"My father Picasso": daughter told how she posed in pink booties

When Pablo
Picasso was fascinated by a 17-year-old girl he met near the Galeries Lafayette
in 1927, he was still married to the former ballerina Olga Khokhlova. Soon Maria-Teresa
Walter became his muse, the heroine of lush portraits and gave birth to a
daughter to her lover, who was 28 years older. However, he left her and moved
on to the next of his many passions - to Dora Maar, a surrealist photographer
and artist.
In her new
book, 84-year-old Maya Picasso, daughter of the artist and Marie-Teresa, spoke
about the women in her father's life and her close relationship with him.
Memoirs “Picasso and Maya. Father and Daughter” will be published in early autumn
under the editorship of her daughter, art critic Diana Widmaier-Picasso.
In an
interview with her, Maya says that Picasso portrayed her mother "very
sensually". “It amazes me how accurately it is presented. She had
curvaceous forms, very round breasts, but at the same time she was very
passionate and athletic, - says the artist's daughter. - I think that having
met her, my father in a sense found his place. That is why he depicted her so
often, especially in sculpture. "
She
especially highlighted the painting "Still life on a pedestal table",
which was painted in 1931 and is now in the National Picasso Museum in Paris.
“My dad painted my mother's curves in still life, especially her fruit-shaped
breasts, and straight blonde hair. These elements convey my father's feelings
for her, ”says Maya.
At first,
Maya's birth, like her father's romance with Maria Teresa, was a secret. A few
months after her birth, Picasso began an affair with Maar. The daughter notes:
when Picasso was torn between her mother and Dora, he combined the features of
both his lovers in the portrait "Marie Teresa in a red beret with a
pompom" in 1937.
“My father
... never tired of writing [my mother], painting her, sculpting, engraving. But
this picture combines my mother and Dora Maar. My mother's hair and eyes are
here, but her nose and complexion are reminiscent of Dora, who entered his life
in 1936, shortly after my birth, ”says Maya.
Nevertheless,
the book will undoubtedly receive a wave of criticism for portraying the
relationship between Marie-Teresa Walter and Picasso in such a positive light.
After the #MeToo movement, Picasso's attitude towards women was redefined.
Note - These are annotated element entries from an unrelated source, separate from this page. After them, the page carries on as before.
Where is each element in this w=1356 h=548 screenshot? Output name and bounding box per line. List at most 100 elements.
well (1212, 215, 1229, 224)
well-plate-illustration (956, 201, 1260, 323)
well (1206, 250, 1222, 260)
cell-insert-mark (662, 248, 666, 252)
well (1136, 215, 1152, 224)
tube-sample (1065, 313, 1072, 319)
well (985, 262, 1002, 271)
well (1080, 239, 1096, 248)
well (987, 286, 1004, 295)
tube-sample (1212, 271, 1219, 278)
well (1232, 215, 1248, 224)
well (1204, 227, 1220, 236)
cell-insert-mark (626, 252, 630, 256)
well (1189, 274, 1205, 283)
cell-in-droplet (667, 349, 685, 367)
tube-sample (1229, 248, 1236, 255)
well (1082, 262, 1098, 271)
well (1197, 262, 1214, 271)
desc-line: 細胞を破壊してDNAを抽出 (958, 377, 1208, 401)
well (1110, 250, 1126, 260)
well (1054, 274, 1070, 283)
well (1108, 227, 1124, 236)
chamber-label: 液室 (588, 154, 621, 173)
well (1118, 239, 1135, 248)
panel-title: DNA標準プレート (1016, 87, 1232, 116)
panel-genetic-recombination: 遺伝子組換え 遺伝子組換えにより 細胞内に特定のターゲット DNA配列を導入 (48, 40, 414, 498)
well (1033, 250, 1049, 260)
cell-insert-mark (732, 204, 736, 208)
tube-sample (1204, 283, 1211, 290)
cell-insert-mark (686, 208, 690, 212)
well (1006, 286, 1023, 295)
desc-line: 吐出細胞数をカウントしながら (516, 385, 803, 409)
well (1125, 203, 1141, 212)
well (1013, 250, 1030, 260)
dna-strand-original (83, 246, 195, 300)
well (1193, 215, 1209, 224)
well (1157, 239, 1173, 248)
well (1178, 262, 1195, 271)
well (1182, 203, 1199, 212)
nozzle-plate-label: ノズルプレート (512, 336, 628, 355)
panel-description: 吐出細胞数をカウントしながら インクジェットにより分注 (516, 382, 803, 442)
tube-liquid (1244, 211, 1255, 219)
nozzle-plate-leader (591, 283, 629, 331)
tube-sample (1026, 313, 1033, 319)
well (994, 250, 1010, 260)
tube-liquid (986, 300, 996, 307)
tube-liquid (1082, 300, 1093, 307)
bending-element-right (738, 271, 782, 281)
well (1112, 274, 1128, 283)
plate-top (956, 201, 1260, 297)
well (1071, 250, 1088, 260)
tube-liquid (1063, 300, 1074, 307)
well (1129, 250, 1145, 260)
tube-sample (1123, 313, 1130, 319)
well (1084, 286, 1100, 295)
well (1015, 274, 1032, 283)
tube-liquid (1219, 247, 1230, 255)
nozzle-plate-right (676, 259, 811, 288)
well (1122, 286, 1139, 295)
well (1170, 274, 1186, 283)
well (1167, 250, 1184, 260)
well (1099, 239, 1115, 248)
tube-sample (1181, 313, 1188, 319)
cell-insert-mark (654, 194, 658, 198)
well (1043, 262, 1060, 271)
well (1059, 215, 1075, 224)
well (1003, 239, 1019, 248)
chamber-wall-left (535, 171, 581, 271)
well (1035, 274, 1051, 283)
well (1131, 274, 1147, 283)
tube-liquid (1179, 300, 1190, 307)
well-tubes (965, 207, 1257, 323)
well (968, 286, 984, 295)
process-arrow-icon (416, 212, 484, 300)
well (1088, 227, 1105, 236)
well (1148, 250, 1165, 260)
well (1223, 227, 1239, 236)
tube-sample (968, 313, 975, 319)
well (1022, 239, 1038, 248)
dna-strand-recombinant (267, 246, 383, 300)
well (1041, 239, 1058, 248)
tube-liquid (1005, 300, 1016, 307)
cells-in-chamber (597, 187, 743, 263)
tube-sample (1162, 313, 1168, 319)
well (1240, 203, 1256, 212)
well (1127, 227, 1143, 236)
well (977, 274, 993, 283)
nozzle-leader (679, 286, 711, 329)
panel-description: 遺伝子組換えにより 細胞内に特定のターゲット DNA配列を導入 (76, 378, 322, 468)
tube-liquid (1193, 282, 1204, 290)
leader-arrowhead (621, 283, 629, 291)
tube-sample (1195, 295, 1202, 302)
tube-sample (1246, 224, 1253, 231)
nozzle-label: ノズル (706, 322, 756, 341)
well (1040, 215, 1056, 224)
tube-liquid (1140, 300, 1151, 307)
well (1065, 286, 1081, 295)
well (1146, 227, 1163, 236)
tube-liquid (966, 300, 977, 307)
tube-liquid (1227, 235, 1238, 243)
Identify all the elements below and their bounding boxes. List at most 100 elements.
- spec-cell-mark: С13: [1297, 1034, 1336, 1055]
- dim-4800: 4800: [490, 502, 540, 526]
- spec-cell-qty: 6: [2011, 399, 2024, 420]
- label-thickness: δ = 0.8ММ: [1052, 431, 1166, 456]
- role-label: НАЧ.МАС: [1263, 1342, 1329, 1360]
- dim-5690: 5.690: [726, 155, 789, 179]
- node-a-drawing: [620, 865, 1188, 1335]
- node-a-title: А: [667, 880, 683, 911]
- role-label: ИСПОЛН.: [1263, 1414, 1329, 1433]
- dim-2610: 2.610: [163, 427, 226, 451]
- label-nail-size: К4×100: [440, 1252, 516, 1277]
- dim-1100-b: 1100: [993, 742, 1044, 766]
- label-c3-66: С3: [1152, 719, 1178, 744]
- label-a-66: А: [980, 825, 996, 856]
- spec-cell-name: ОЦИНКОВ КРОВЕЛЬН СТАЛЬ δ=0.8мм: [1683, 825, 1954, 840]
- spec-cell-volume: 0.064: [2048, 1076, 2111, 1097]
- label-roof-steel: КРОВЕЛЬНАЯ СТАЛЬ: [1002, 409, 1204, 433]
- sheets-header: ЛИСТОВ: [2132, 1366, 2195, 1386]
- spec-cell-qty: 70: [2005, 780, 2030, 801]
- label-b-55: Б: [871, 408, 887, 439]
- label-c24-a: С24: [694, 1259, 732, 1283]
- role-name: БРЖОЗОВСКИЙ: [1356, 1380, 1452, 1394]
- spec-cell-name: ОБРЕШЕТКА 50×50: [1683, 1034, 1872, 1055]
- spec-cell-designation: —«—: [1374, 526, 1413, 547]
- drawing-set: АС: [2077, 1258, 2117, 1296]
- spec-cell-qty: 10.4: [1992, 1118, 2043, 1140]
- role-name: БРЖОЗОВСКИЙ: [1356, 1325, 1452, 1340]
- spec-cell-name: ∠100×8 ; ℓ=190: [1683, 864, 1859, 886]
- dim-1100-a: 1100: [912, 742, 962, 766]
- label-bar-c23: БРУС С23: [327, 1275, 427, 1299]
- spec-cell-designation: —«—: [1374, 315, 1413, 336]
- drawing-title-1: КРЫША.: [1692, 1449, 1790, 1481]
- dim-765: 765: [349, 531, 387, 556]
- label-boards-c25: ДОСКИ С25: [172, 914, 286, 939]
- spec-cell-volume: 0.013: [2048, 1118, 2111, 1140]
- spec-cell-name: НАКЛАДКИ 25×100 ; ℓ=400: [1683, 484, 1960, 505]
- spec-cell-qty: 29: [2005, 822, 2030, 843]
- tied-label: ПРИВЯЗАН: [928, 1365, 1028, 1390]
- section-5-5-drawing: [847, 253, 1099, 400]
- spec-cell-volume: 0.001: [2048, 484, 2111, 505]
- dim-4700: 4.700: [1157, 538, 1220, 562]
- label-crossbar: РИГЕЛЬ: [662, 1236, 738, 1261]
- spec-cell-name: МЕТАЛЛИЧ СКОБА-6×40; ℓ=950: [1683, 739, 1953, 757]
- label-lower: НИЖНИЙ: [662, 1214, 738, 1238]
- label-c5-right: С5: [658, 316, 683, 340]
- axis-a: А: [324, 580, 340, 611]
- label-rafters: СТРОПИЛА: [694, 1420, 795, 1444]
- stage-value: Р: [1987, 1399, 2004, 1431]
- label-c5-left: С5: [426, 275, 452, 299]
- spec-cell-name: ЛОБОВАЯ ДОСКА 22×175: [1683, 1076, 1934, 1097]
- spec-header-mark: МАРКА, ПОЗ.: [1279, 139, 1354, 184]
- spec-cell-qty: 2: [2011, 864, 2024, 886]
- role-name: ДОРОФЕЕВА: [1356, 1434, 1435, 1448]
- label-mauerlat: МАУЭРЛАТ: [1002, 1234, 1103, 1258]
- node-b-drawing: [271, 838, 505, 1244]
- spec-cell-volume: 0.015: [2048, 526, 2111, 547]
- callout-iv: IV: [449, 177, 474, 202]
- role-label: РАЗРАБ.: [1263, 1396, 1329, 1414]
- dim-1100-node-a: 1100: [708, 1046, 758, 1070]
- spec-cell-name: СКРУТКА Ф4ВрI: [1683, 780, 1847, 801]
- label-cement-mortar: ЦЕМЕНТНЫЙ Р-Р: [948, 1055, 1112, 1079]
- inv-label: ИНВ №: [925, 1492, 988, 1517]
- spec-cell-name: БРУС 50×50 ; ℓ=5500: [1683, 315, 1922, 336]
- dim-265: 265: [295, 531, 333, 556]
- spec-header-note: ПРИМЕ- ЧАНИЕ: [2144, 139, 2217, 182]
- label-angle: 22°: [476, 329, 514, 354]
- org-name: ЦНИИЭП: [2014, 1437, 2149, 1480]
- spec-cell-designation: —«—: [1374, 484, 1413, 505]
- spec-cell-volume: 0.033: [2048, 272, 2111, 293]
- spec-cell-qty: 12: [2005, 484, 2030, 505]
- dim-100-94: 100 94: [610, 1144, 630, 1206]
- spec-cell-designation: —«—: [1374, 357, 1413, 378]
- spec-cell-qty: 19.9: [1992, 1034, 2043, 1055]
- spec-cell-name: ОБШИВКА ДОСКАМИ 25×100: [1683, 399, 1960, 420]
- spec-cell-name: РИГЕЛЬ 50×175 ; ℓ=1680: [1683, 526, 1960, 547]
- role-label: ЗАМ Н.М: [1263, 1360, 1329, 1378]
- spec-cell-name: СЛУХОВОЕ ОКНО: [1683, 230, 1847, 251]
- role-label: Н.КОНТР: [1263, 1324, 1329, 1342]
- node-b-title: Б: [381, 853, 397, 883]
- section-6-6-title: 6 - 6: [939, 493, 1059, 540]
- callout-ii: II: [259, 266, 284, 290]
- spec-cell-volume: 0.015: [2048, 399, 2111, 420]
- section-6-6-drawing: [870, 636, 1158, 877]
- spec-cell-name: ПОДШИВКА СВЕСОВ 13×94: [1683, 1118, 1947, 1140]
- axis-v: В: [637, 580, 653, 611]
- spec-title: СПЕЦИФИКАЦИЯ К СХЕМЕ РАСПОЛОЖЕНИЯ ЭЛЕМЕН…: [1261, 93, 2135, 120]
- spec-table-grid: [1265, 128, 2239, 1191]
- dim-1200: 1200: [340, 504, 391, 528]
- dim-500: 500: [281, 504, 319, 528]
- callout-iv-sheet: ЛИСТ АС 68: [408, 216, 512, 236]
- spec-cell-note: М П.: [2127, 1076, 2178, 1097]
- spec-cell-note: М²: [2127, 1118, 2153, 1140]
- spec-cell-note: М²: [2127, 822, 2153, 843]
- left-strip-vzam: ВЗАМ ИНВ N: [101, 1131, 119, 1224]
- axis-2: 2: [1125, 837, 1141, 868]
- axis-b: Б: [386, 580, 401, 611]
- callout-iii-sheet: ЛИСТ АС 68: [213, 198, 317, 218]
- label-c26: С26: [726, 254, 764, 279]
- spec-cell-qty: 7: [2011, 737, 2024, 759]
In
2018, Jock Reynolds, director of the Yale University Art Gallery, described
Picasso as “one of the worst offenders of the 20th century in terms of his
stories with women” and asked, “Are we going to remove his work from the
gallery? "
On her
Netflix show Nanette, comedian Hannah Gadsby described the horror she
experienced when she read about the relationship between Picasso, 45, and
Walter, 17. “Picasso said: 'It was wonderful - I was in her prime, she was in
her prime.' I probably read it when I was 17. Do you know how creepy it was? ”-
said the actress.
And Artnet
editor Yulia Halperina notes that the stories about Picasso's relationship with
women "are told to romantically characterize an obsessive, passionate and
difficult artist whose turbulent relationship was necessary to ignite his
creative fire."
In a new
book, Maya Picasso recalls posing for his father between the ages of seven and
eighteen: “We could sit at the table, and suddenly he had a desire to
immortalize a facial expression or a pose. He told me: 'Don't move!' - and
rushed to look for paper, pencils, blackboard or notebook. "
About her
tender childhood portrait of 1938 "First Snow", she says: "It
was the day when I took my first steps ... I was wearing little pink booties
that my father kept all his life."
According
to Maya, when her father asked her to pose, "he insisted that I not
smile." But she recalls Picasso's "great sense of humor" and the
toys he made for her during the war, including "a family of little
characters made of cloth and chickpea heads."